Perhaps most crucially, Hitler’s rise forced many of Europe’s top physicists, chemists, mathematicians, and other scientists to seek refuge in the United States. Among them were some of the most famous names in modern scientific history, including Albert Einstein, Niels Bohr, Enrico Fermi, Leo Szilard, and more. Fearing Hitler’s ambitions and armed with the knowledge that Germany had its own nuclear program underway, Einstein and Szilard persuaded Franklin D. Roosevelt in 1939 to launch what would become the Manhattan Project. Bohr, Fermi, Szilard, and dozens of other European scientists subsequently participated in it to develop the world’s first nuclear bombs.

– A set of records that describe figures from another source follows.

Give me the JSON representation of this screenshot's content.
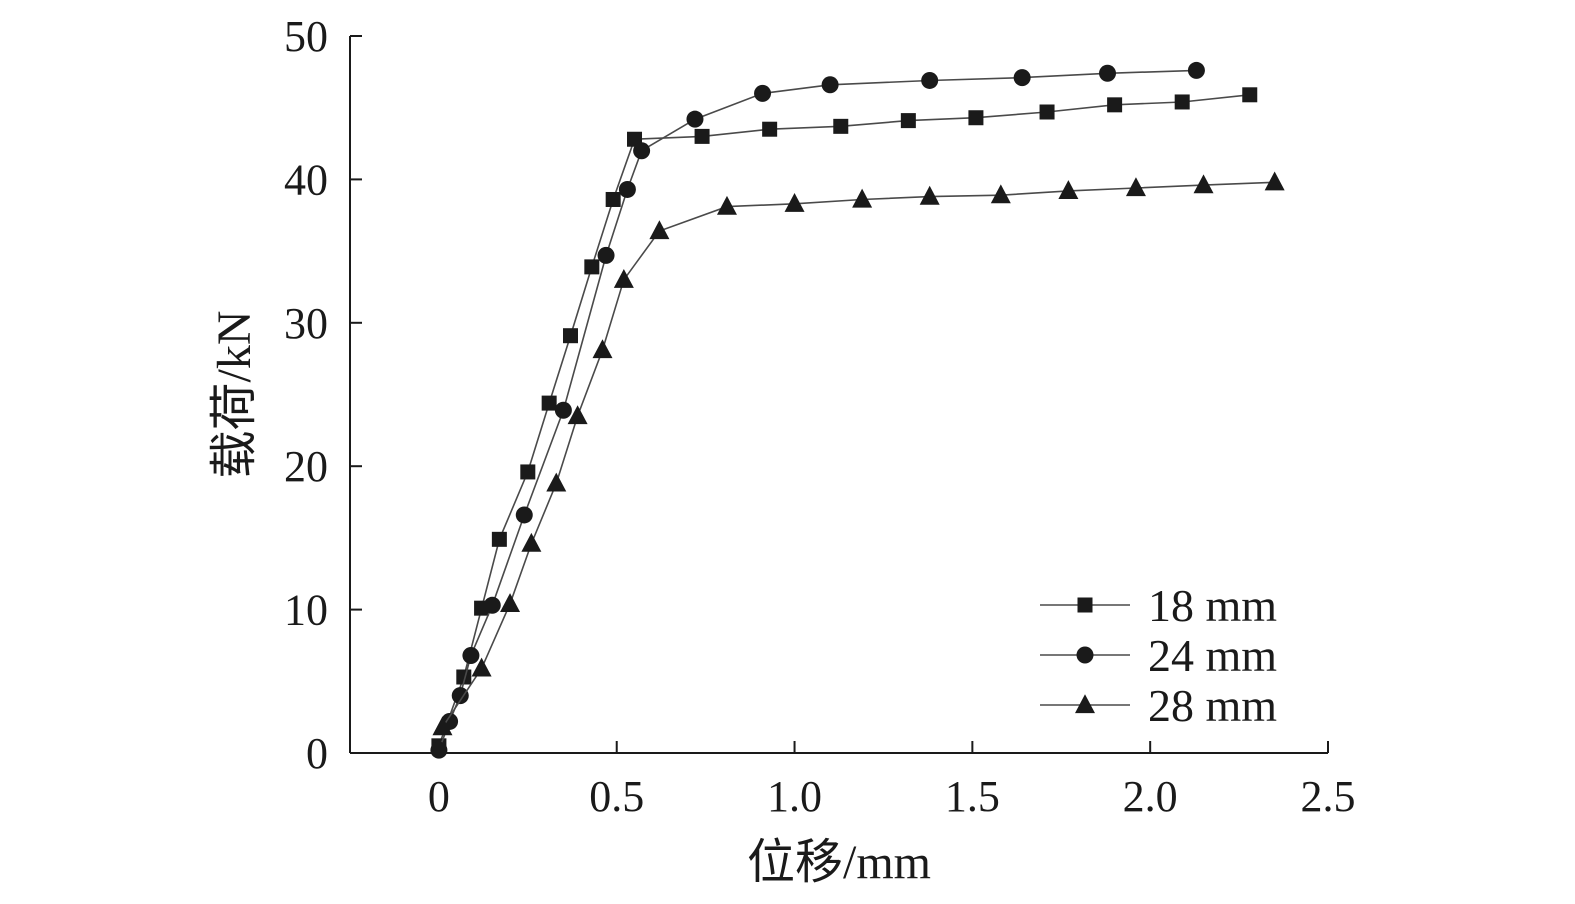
{
  "chart_data": {
    "type": "line",
    "xlabel": "位移/mm",
    "ylabel": "载荷/kN",
    "xlim": [
      -0.25,
      2.5
    ],
    "ylim": [
      0,
      50
    ],
    "xticks": [
      0,
      0.5,
      1.0,
      1.5,
      2.0,
      2.5
    ],
    "xtick_labels": [
      "0",
      "0.5",
      "1.0",
      "1.5",
      "2.0",
      "2.5"
    ],
    "yticks": [
      0,
      10,
      20,
      30,
      40,
      50
    ],
    "ytick_labels": [
      "0",
      "10",
      "20",
      "30",
      "40",
      "50"
    ],
    "grid": false,
    "legend_position": "bottom-right",
    "series": [
      {
        "name": "18 mm",
        "marker": "square",
        "x": [
          0.0,
          0.07,
          0.12,
          0.17,
          0.25,
          0.31,
          0.37,
          0.43,
          0.49,
          0.55,
          0.74,
          0.93,
          1.13,
          1.32,
          1.51,
          1.71,
          1.9,
          2.09,
          2.28
        ],
        "y": [
          0.5,
          5.3,
          10.1,
          14.9,
          19.6,
          24.4,
          29.1,
          33.9,
          38.6,
          42.8,
          43.0,
          43.5,
          43.7,
          44.1,
          44.3,
          44.7,
          45.2,
          45.4,
          45.9
        ]
      },
      {
        "name": "24 mm",
        "marker": "circle",
        "x": [
          0.0,
          0.03,
          0.06,
          0.09,
          0.15,
          0.24,
          0.35,
          0.47,
          0.53,
          0.57,
          0.72,
          0.91,
          1.1,
          1.38,
          1.64,
          1.88,
          2.13
        ],
        "y": [
          0.2,
          2.2,
          4.0,
          6.8,
          10.3,
          16.6,
          23.9,
          34.7,
          39.3,
          42.0,
          44.2,
          46.0,
          46.6,
          46.9,
          47.1,
          47.4,
          47.6
        ],
        "markers_at": "all"
      },
      {
        "name": "28 mm",
        "marker": "triangle",
        "x": [
          0.01,
          0.12,
          0.2,
          0.26,
          0.33,
          0.39,
          0.46,
          0.52,
          0.62,
          0.81,
          1.0,
          1.19,
          1.38,
          1.58,
          1.77,
          1.96,
          2.15,
          2.35
        ],
        "y": [
          1.8,
          5.9,
          10.4,
          14.6,
          18.8,
          23.5,
          28.1,
          33.0,
          36.4,
          38.1,
          38.3,
          38.6,
          38.8,
          38.9,
          39.2,
          39.4,
          39.6,
          39.8
        ]
      }
    ]
  },
  "colors": {
    "ink": "#1a1a1a",
    "line": "#4a4a4a"
  }
}
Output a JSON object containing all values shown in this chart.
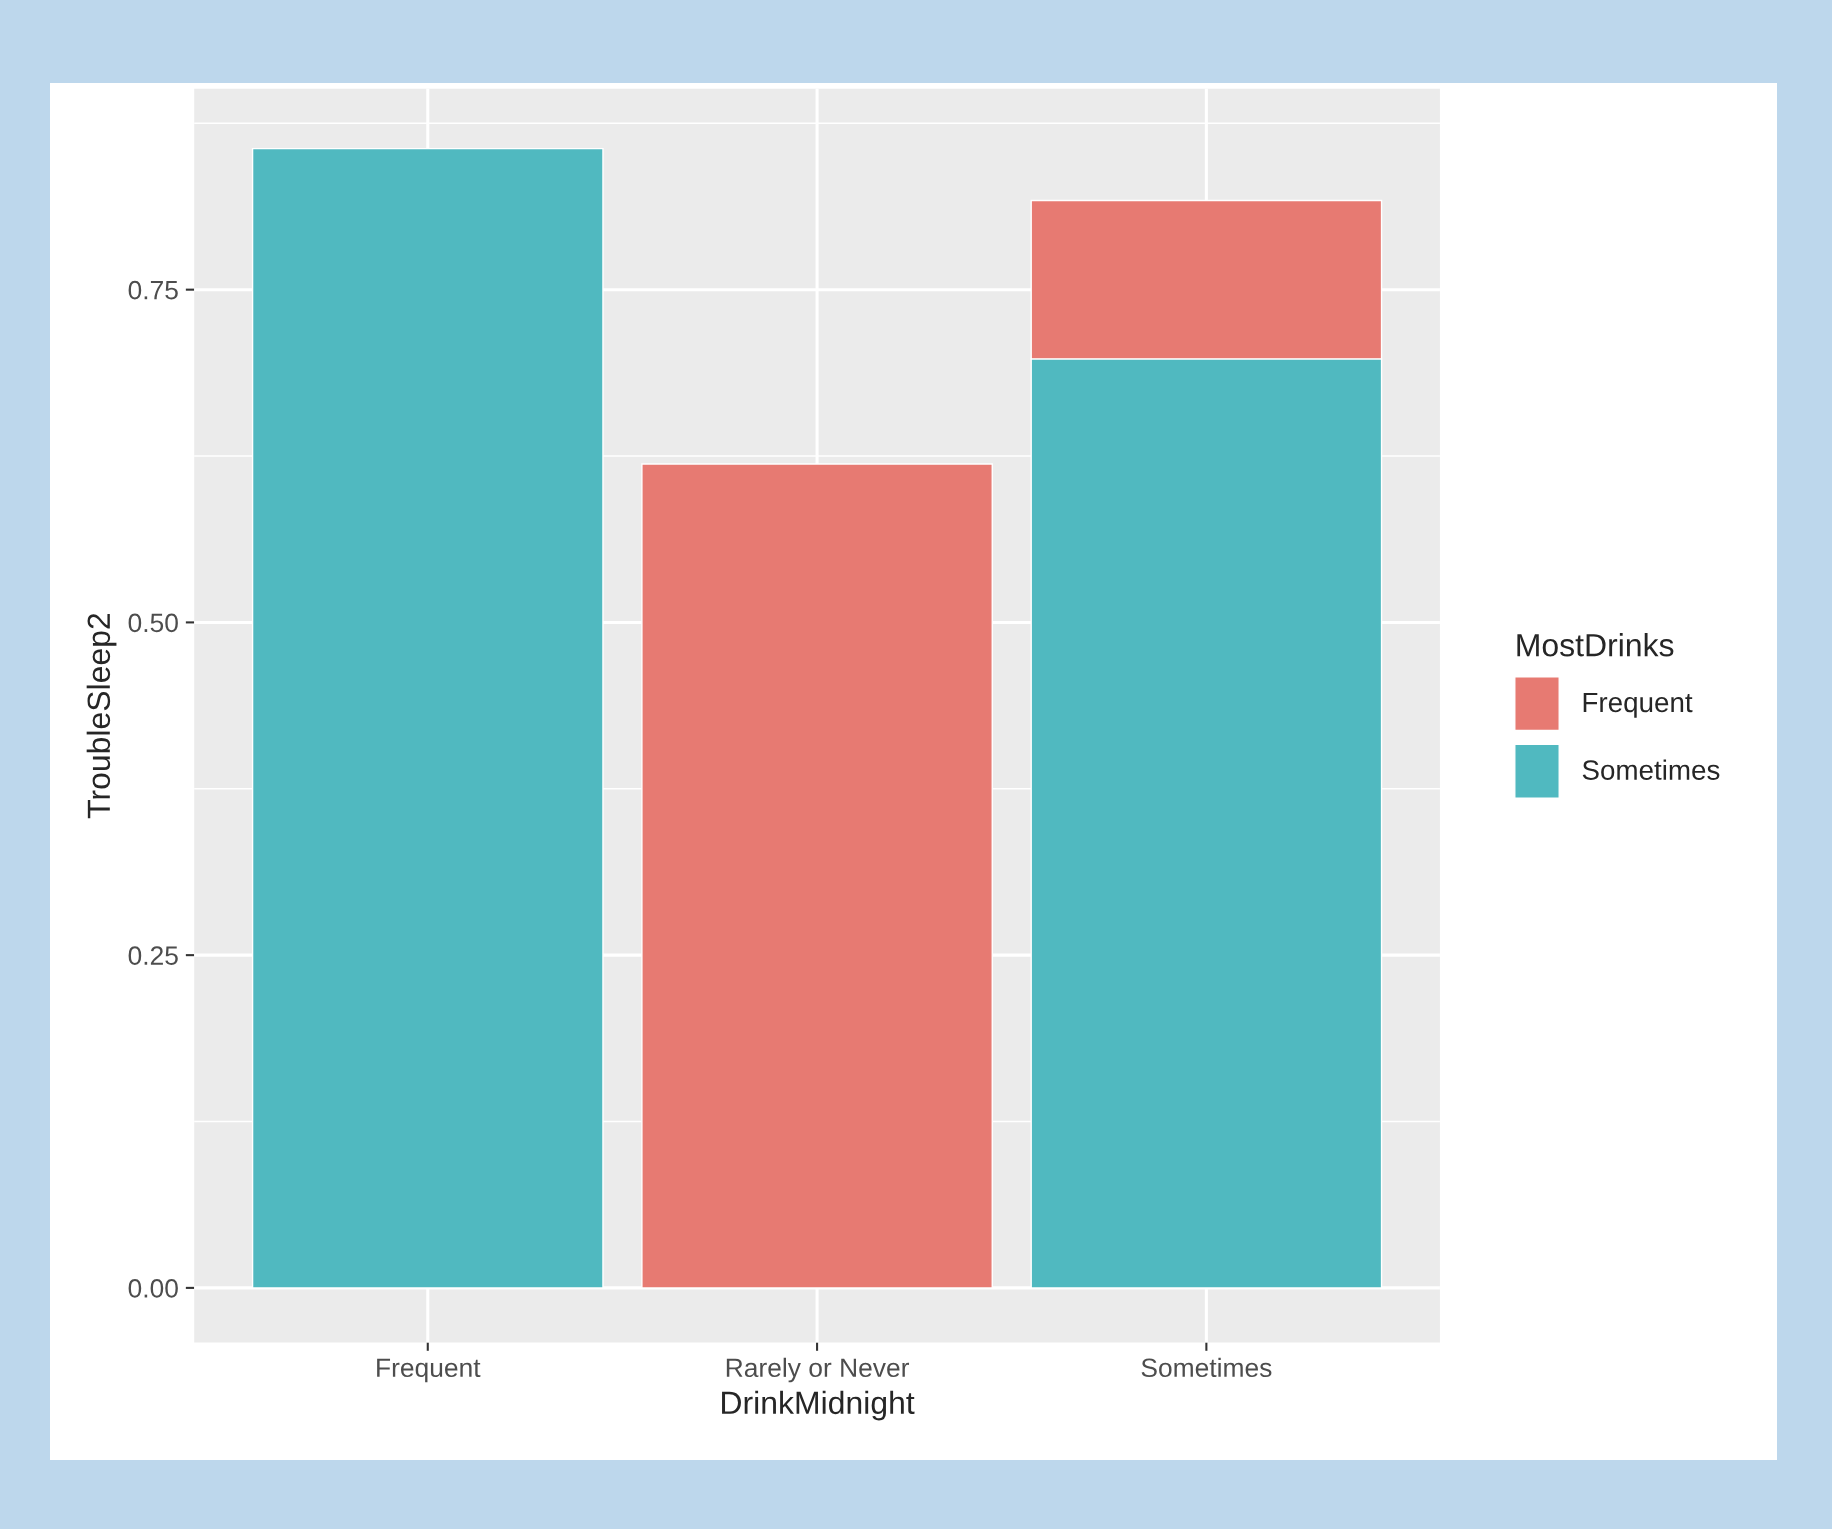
{
  "chart_data": {
    "type": "bar",
    "stacked": true,
    "xlabel": "DrinkMidnight",
    "ylabel": "TroubleSleep2",
    "legend_title": "MostDrinks",
    "categories": [
      "Frequent",
      "Rarely or Never",
      "Sometimes"
    ],
    "series": [
      {
        "name": "Sometimes",
        "color": "#50b9c0",
        "values": [
          0.856,
          null,
          0.698
        ]
      },
      {
        "name": "Frequent",
        "color": "#e77a72",
        "values": [
          null,
          0.619,
          0.119
        ]
      }
    ],
    "ylim": [
      -0.041,
      0.901
    ],
    "yticks": [
      {
        "value": 0,
        "label": "0.00"
      },
      {
        "value": 0.25,
        "label": "0.25"
      },
      {
        "value": 0.5,
        "label": "0.50"
      },
      {
        "value": 0.75,
        "label": "0.75"
      }
    ],
    "grid": true,
    "legend": "right"
  }
}
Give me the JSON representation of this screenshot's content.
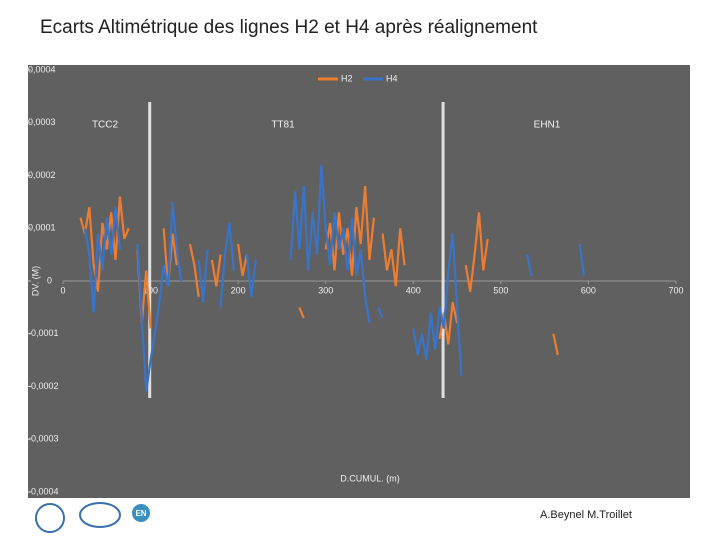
{
  "title": "Ecarts Altimétrique des lignes H2 et H4 après réalignement",
  "footer": {
    "authors": "A.Beynel M.Troillet",
    "logo_text": "EN"
  },
  "chart_data": {
    "type": "line",
    "xlabel": "D.CUMUL. (m)",
    "ylabel": "DV. (M)",
    "xlim": [
      0,
      700
    ],
    "xticks": [
      0,
      100,
      200,
      300,
      400,
      500,
      600,
      700
    ],
    "ylim": [
      -0.0004,
      0.0004
    ],
    "yticks": [
      {
        "value": -0.0004,
        "label": "-0,0004"
      },
      {
        "value": -0.0003,
        "label": "-0,0003"
      },
      {
        "value": -0.0002,
        "label": "-0,0002"
      },
      {
        "value": -0.0001,
        "label": "-0,0001"
      },
      0,
      {
        "value": 0.0001,
        "label": "0,0001"
      },
      {
        "value": 0.0002,
        "label": "0,0002"
      },
      {
        "value": 0.0003,
        "label": "0,0003"
      },
      {
        "value": 0.0004,
        "label": "0,0004"
      }
    ],
    "annotations": [
      "TCC2",
      "TT81",
      "EHN1"
    ],
    "section_lines": [
      99,
      434
    ],
    "legend": "top",
    "series": [
      {
        "name": "H2",
        "color": "#ed7d31",
        "x": [
          20,
          25,
          30,
          35,
          40,
          45,
          50,
          55,
          60,
          65,
          70,
          75,
          80,
          85,
          90,
          95,
          100,
          108,
          115,
          120,
          125,
          130,
          138,
          145,
          150,
          155,
          160,
          170,
          175,
          180,
          185,
          200,
          205,
          210,
          220,
          270,
          275,
          280,
          300,
          305,
          310,
          315,
          320,
          325,
          330,
          335,
          340,
          345,
          350,
          355,
          360,
          365,
          370,
          375,
          380,
          385,
          390,
          395,
          430,
          435,
          440,
          445,
          450,
          455,
          460,
          465,
          470,
          475,
          480,
          485,
          490,
          560,
          565
        ],
        "values": [
          0.00012,
          9e-05,
          0.00014,
          3e-05,
          -2e-05,
          0.00011,
          6e-05,
          0.00013,
          4e-05,
          0.00016,
          8e-05,
          0.0001,
          null,
          6e-05,
          -8e-05,
          2e-05,
          -9e-05,
          null,
          0.0001,
          -1e-05,
          9e-05,
          3e-05,
          null,
          7e-05,
          3e-05,
          -3e-05,
          null,
          4e-05,
          -1e-05,
          5e-05,
          null,
          7e-05,
          1e-05,
          5e-05,
          null,
          -5e-05,
          -7e-05,
          null,
          6e-05,
          0.00011,
          2e-05,
          0.00013,
          5e-05,
          0.0001,
          1e-05,
          0.00014,
          7e-05,
          0.00018,
          4e-05,
          0.00012,
          null,
          9e-05,
          2e-05,
          6e-05,
          -1e-05,
          0.0001,
          3e-05,
          null,
          -0.00011,
          -6e-05,
          -0.00012,
          -4e-05,
          -8e-05,
          null,
          3e-05,
          -2e-05,
          5e-05,
          0.00013,
          2e-05,
          8e-05,
          null,
          -0.0001,
          -0.00014
        ]
      },
      {
        "name": "H4",
        "color": "#3a74c8",
        "x": [
          25,
          30,
          35,
          40,
          45,
          50,
          55,
          60,
          65,
          70,
          85,
          90,
          95,
          100,
          105,
          110,
          115,
          120,
          125,
          130,
          135,
          140,
          155,
          160,
          165,
          170,
          180,
          185,
          190,
          195,
          200,
          210,
          215,
          220,
          225,
          260,
          265,
          270,
          275,
          280,
          285,
          290,
          295,
          300,
          305,
          310,
          315,
          320,
          325,
          330,
          335,
          340,
          345,
          350,
          355,
          360,
          365,
          370,
          400,
          405,
          410,
          415,
          420,
          425,
          430,
          435,
          440,
          445,
          450,
          455,
          460,
          530,
          535,
          545,
          590,
          595
        ],
        "values": [
          0.0001,
          5e-05,
          -6e-05,
          9e-05,
          2e-05,
          0.00012,
          5e-05,
          0.00014,
          6e-05,
          null,
          7e-05,
          -7e-05,
          -0.00021,
          -0.00015,
          -0.0001,
          -4e-05,
          3e-05,
          -1e-05,
          0.00015,
          6e-05,
          0,
          null,
          4e-05,
          -4e-05,
          6e-05,
          null,
          -5e-05,
          5e-05,
          0.00011,
          2e-05,
          null,
          5e-05,
          -3e-05,
          4e-05,
          null,
          4e-05,
          0.00017,
          6e-05,
          0.00018,
          2e-05,
          0.00013,
          5e-05,
          0.00022,
          0.0001,
          3e-05,
          0.00013,
          6e-05,
          0.0001,
          2e-05,
          0.00012,
          1e-05,
          6e-05,
          -3e-05,
          -8e-05,
          null,
          -5e-05,
          -7e-05,
          null,
          -9e-05,
          -0.00014,
          -0.0001,
          -0.00015,
          -6e-05,
          -0.00013,
          -5e-05,
          -9e-05,
          2e-05,
          9e-05,
          -5e-05,
          -0.00018,
          null,
          5e-05,
          1e-05,
          null,
          7e-05,
          1e-05
        ]
      }
    ]
  }
}
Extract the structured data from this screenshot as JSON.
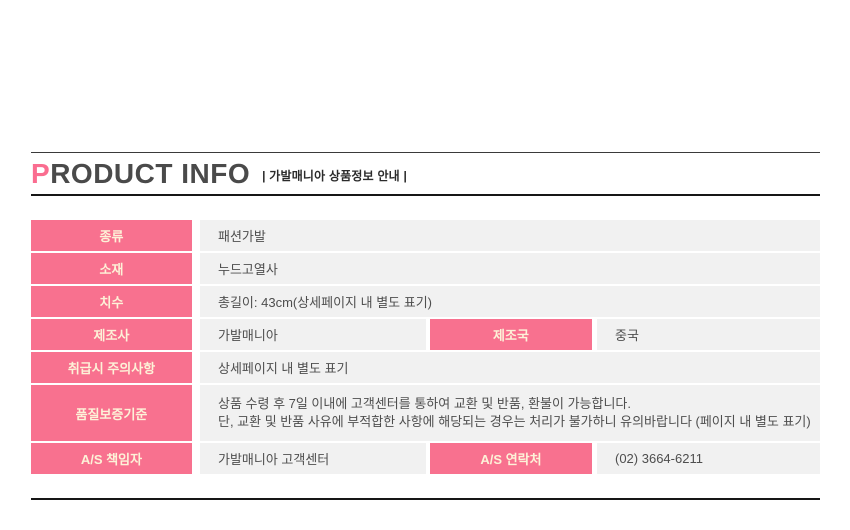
{
  "header": {
    "title_accent": "P",
    "title_rest": "RODUCT INFO",
    "subtitle": "| 가발매니아 상품정보 안내 |"
  },
  "colors": {
    "accent_pink": "#f8718f",
    "label_text": "#fdf2d8",
    "cell_bg": "#f1f1f1",
    "title_accent": "#fa6d90",
    "title_text": "#4a4a4a",
    "rule_dark": "#161616"
  },
  "table": {
    "rows": [
      {
        "label": "종류",
        "value": "패션가발"
      },
      {
        "label": "소재",
        "value": "누드고열사"
      },
      {
        "label": "치수",
        "value": "총길이: 43cm(상세페이지 내 별도 표기)"
      },
      {
        "label": "제조사",
        "value": "가발매니아",
        "label2": "제조국",
        "value2": "중국"
      },
      {
        "label": "취급시 주의사항",
        "value": "상세페이지 내 별도 표기"
      },
      {
        "label": "품질보증기준",
        "value_line1": "상품 수령 후 7일 이내에 고객센터를 통하여 교환 및 반품, 환불이 가능합니다.",
        "value_line2": "단, 교환 및 반품 사유에 부적합한 사항에 해당되는 경우는 처리가 불가하니 유의바랍니다 (페이지 내 별도 표기)"
      },
      {
        "label": "A/S 책임자",
        "value": "가발매니아 고객센터",
        "label2": "A/S 연락처",
        "value2": "(02) 3664-6211"
      }
    ]
  }
}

What if that intellectual power had remained in Europe? What if Fermi had created the first artificial nuclear reactor in Mussolini's Italy instead of beneath the University of Chicago’s football stands? What if, during some moment of international tension, Einstein wrote to the leader of Germany and warned him about a nuclear-weapons program in the Soviet Union or the British Empire? What if atomic bombs had been first deployed not to end a war, but to begin one?
These questions should inspire two feelings. The first is humility. We can never know what a universe without Hitler would have looked like. But the implicit argument that his removal would improve history must also consider that his removal could make it worse. Indeed, recent experience should make us doubt our abilities to bend the course of human events towards our will. The Bush administration naively claimed that toppling Saddam Hussein in 2003 would produce a vibrant liberal democracy in the largely illiberal Middle East. Instead it brought about regional instability, ethnic cleansing, civil war, and ISIS.
The second is relief. We live in cynical times, which masks the fact that we live in extraordinary times. Atrocities still occur, but human rights are now a normative value throughout most of the world, even if their enforcement is imperfect. Conflicts are still fought, but the great powers have avoided another world war for seven decades. Racism and anti-Semitism still exist, but pre-war forms of colonialism and pogroms have largely disappeared. This is not the future for which Nazi Germany fought and fell. Removing Hitler from history would gamble with one irrefutable truth: He lost.